India’s largest e-commerce fashion brand, W for Woman, implemented first-party data strategies and activated their mid-funnel audience. They saw increased match rates beyond 80% and tripled their ROAS. Check out to know W for Woman’s story.
Bottom of the funnel segmentation: “One step closer to conversion”
👉 Added_to_cart_not purchased
👉 Added_to_cart_before 30days
👉 Product wishlisted for more than 7 days
👉 Product wishlisted less than 3 days
Audience re-activation segmentation: “No more 180 days cookie retention fear”
You may have an audience built up during the festive season or during the sales season, with no 90 or 180 days cookie retention fear, you can bring them back. Because, you own your customer behavior data.
👉 Bring the Xmas and easter customers back to the funnel
👉 Bring the cyber Monday sales audience back to the funnel
👉 Bring back the one-time buyers who purchased 1 year back and re-activate & nurture them.

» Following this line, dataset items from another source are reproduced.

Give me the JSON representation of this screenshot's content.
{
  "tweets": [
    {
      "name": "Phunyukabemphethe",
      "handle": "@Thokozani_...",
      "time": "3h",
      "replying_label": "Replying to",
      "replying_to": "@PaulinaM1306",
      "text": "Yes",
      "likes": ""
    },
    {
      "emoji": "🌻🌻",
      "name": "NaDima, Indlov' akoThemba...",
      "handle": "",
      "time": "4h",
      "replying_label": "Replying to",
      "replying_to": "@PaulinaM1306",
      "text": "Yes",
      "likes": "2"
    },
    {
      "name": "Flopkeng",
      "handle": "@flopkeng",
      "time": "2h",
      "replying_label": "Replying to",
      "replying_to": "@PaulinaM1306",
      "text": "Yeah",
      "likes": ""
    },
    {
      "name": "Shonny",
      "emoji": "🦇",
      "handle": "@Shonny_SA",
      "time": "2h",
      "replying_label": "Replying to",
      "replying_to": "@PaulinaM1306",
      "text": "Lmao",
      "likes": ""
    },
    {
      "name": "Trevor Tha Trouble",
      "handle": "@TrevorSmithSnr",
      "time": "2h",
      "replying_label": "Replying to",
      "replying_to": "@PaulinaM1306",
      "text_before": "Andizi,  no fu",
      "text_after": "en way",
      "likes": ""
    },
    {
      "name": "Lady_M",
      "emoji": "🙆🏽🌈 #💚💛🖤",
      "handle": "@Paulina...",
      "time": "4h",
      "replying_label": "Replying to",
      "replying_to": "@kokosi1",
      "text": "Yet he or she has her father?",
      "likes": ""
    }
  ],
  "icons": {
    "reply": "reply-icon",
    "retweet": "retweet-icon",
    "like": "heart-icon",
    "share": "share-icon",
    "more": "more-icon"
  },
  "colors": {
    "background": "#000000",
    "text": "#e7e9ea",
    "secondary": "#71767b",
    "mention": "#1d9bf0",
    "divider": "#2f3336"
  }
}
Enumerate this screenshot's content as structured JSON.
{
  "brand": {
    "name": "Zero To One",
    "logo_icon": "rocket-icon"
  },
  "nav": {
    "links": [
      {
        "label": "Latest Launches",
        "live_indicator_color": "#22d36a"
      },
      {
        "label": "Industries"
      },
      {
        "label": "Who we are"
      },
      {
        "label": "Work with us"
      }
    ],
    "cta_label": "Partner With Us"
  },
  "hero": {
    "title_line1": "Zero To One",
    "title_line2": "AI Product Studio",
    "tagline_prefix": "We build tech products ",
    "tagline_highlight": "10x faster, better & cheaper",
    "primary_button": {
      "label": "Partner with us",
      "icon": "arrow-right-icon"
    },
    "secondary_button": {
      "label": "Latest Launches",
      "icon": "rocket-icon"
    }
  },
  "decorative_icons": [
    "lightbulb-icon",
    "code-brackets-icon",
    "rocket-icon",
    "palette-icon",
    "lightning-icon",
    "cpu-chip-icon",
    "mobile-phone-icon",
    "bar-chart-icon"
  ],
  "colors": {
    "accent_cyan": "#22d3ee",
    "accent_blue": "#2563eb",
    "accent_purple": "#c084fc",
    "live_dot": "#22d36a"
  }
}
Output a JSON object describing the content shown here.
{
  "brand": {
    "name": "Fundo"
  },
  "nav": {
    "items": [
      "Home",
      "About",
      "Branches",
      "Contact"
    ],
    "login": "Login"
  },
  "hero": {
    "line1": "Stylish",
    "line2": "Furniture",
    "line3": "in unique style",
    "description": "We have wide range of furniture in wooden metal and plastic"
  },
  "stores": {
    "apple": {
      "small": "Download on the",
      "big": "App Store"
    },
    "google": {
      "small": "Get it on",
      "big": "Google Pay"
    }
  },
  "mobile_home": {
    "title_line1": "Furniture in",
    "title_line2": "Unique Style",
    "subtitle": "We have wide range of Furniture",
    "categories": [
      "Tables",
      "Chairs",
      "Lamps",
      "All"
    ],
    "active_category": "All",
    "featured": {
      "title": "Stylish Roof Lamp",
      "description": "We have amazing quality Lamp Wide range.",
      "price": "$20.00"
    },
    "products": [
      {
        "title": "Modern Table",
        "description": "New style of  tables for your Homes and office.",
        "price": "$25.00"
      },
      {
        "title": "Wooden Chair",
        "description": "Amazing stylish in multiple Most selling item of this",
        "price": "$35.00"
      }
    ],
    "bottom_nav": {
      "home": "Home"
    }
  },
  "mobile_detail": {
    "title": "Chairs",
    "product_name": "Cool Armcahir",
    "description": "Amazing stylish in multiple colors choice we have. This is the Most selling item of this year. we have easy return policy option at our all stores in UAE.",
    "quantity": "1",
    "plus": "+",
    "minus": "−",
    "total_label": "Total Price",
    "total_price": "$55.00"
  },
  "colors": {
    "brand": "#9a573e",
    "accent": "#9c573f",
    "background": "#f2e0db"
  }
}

Stage 4 of the Digital Marketing Maturity Model is not really far – Mulitmoment
E-commerce marketers can predict and model the users based on their purchase history. One of our e-commerce clients has been segmenting and retargeting their users based on their purchase history like:
👉 Female customers who had higher cart values were retargeted for cosmetic products
👉 Customers who purchased top-wear clothes were retargeted for bottom-wears
👉 Predict the possible next purchase of customers based on their purchase history
👉 Predict the first purchase of a website visitor based on their website behavior
👉 Segmenting the plus-size customers based on the PDP(Product Detail Page) visits.
⚫ Moving forward the digital ecosystem is going towards privacy and consent. Relying on third-party cookie tracking is slowly dying and will eventually be gone.
⚫ Become your own customer behavior data host and segment the audience based on the website behavior to engage personalised.
⚫ Activate the mid-funnel audience and split the budget across the marketing funnel.
⚫ Personalize your customer engagement by advanced segmentation to progress towards the next stages of digital marketing maturity.